Snow Goose Conservation Status
The snow goose is currently listed as Least Concern on the IUCN Red List. The population of greater snow geese was in decline at the beginning of the 20th century, but has now recovered to sustainable levels. In fact, these animals are considered to be overabundant in some areas. The breeding population of the lesser snow goose currently exceeds 5 million birds. Non-breeding geese (juveniles or adults that fail to nest successfully) are not included in this estimate, however, so the total number of geese is likely higher.
Snow geese in North America have increased to the point where the breeding areas and wintering grounds are both becoming severely degraded, which is affecting other species using the same habitat.
There have been periodic hunting seasons established to help curb the growing population. There are restrictions, however. About 400,000 Snow Geese are now hunted annually in the US and Canada.
Snow Goose Predators
The main predators of the snow goose are artic foxes, wolves, bears, bald eagles, or golden eagles. The biggest threat occurs is during the breeding season, in the first couple of weeks after the eggs are laid and then after hatching. During this time, the eggs and nestlings are at risk from arctic and red foxes, glaucous gulls, herring gulls, parasitic jaegers, caribou, polar bears and black bears, gray wolves, common ravens, long-tailed jaegers, and snowy owls.
Snow Goose FAQs
Where does the snow goose live?
The snow goose lives in North America. Their breeding grounds are around Greenland, Canada and Alaska, but in the winter they travel south to warmer areas, such as Louisiana and Texas. They like to live close to water sources, like ponds, shallow lakes, coastal salt marshes, and streams.
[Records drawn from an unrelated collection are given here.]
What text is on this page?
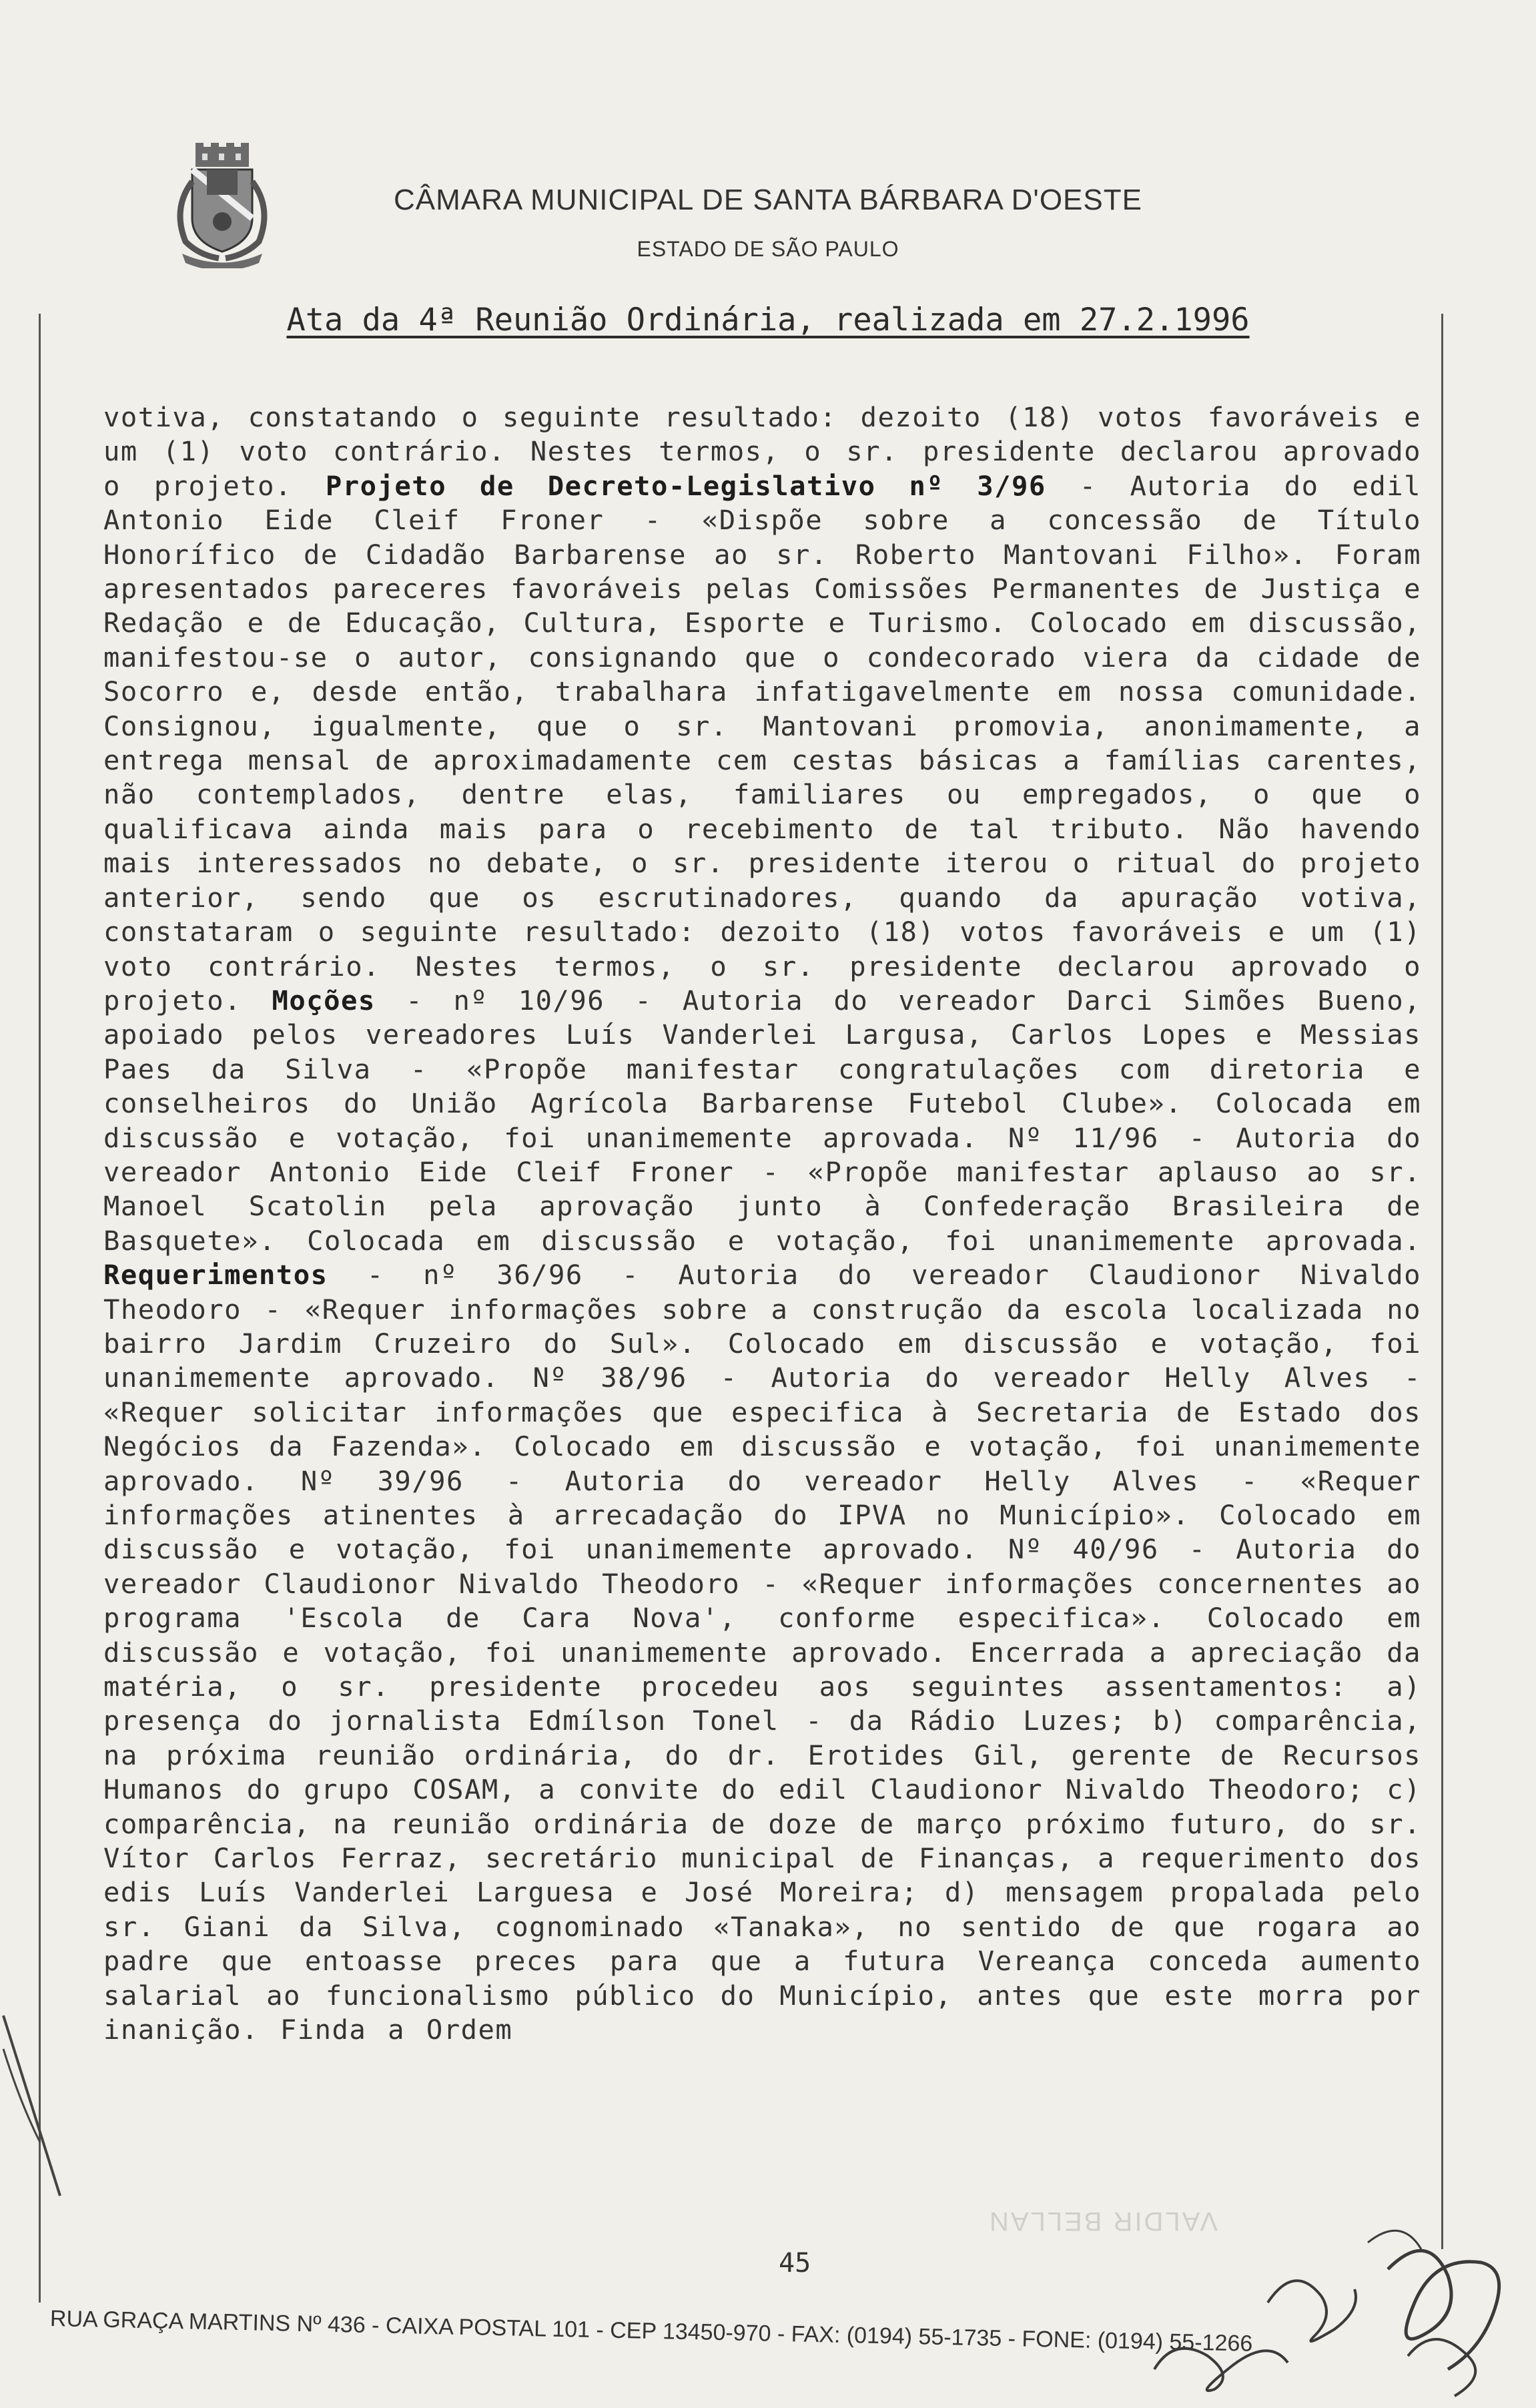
CÂMARA MUNICIPAL DE SANTA BÁRBARA D'OESTE
ESTADO DE SÃO PAULO
Ata da 4ª Reunião Ordinária, realizada em 27.2.1996
votiva, constatando o seguinte resultado: dezoito (18) votos favoráveis e um (1) voto contrário. Nestes termos, o sr. presidente declarou aprovado o projeto. Projeto de Decreto-Legislativo nº 3/96 - Autoria do edil Antonio Eide Cleif Froner - «Dispõe sobre a concessão de Título Honorífico de Cidadão Barbarense ao sr. Roberto Mantovani Filho». Foram apresentados pareceres favoráveis pelas Comissões Permanentes de Justiça e Redação e de Educação, Cultura, Esporte e Turismo. Colocado em discussão, manifestou-se o autor, consignando que o condecorado viera da cidade de Socorro e, desde então, trabalhara infatigavelmente em nossa comunidade. Consignou, igualmente, que o sr. Mantovani promovia, anonimamente, a entrega mensal de aproximadamente cem cestas básicas a famílias carentes, não contemplados, dentre elas, familiares ou empregados, o que o qualificava ainda mais para o recebimento de tal tributo. Não havendo mais interessados no debate, o sr. presidente iterou o ritual do projeto anterior, sendo que os escrutinadores, quando da apuração votiva, constataram o seguinte resultado: dezoito (18) votos favoráveis e um (1) voto contrário. Nestes termos, o sr. presidente declarou aprovado o projeto. Moções - nº 10/96 - Autoria do vereador Darci Simões Bueno, apoiado pelos vereadores Luís Vanderlei Largusa, Carlos Lopes e Messias Paes da Silva - «Propõe manifestar congratulações com diretoria e conselheiros do União Agrícola Barbarense Futebol Clube». Colocada em discussão e votação, foi unanimemente aprovada. Nº 11/96 - Autoria do vereador Antonio Eide Cleif Froner - «Propõe manifestar aplauso ao sr. Manoel Scatolin pela aprovação junto à Confederação Brasileira de Basquete». Colocada em discussão e votação, foi unanimemente aprovada. Requerimentos - nº 36/96 - Autoria do vereador Claudionor Nivaldo Theodoro - «Requer informações sobre a construção da escola localizada no bairro Jardim Cruzeiro do Sul». Colocado em discussão e votação, foi unanimemente aprovado. Nº 38/96 - Autoria do vereador Helly Alves - «Requer solicitar informações que especifica à Secretaria de Estado dos Negócios da Fazenda». Colocado em discussão e votação, foi unanimemente aprovado. Nº 39/96 - Autoria do vereador Helly Alves - «Requer informações atinentes à arrecadação do IPVA no Município». Colocado em discussão e votação, foi unanimemente aprovado. Nº 40/96 - Autoria do vereador Claudionor Nivaldo Theodoro - «Requer informações concernentes ao programa 'Escola de Cara Nova', conforme especifica». Colocado em discussão e votação, foi unanimemente aprovado. Encerrada a apreciação da matéria, o sr. presidente procedeu aos seguintes assentamentos: a) presença do jornalista Edmílson Tonel - da Rádio Luzes; b) comparência, na próxima reunião ordinária, do dr. Erotides Gil, gerente de Recursos Humanos do grupo COSAM, a convite do edil Claudionor Nivaldo Theodoro; c) comparência, na reunião ordinária de doze de março próximo futuro, do sr. Vítor Carlos Ferraz, secretário municipal de Finanças, a requerimento dos edis Luís Vanderlei Larguesa e José Moreira; d) mensagem propalada pelo sr. Giani da Silva, cognominado «Tanaka», no sentido de que rogara ao padre que entoasse preces para que a futura Vereança conceda aumento salarial ao funcionalismo público do Município, antes que este morra por inanição. Finda a Ordem
VALDIR BELLAN
45
RUA GRAÇA MARTINS Nº 436 - CAIXA POSTAL 101 - CEP 13450-970 - FAX: (0194) 55-1735 - FONE: (0194) 55-1266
What does the snow goose eat?
The snow goose is mainly herbivorous and eats roots, leaves, grasses. However, these birds will also eat aquatic invertebrates.
Is the snow goose white?
Some snow geese are white. However, a dark variety of this goose exists, and is often known as the blue goose. The two color morphs of the snow goose were once thought to be separate species, but they are now considered two color phases of the same species because they are found together throughout their ranges and interbreed.
How rare is the snow goose?
This goose is actually not that rare — in some areas, they are considered to be overabundant. While their population declined at the beginning of the 20th century, it has now recovered and the breeding population currently exceeds 5 million birds. However, unless you live in an area that the goose resides, they are a very rare sight!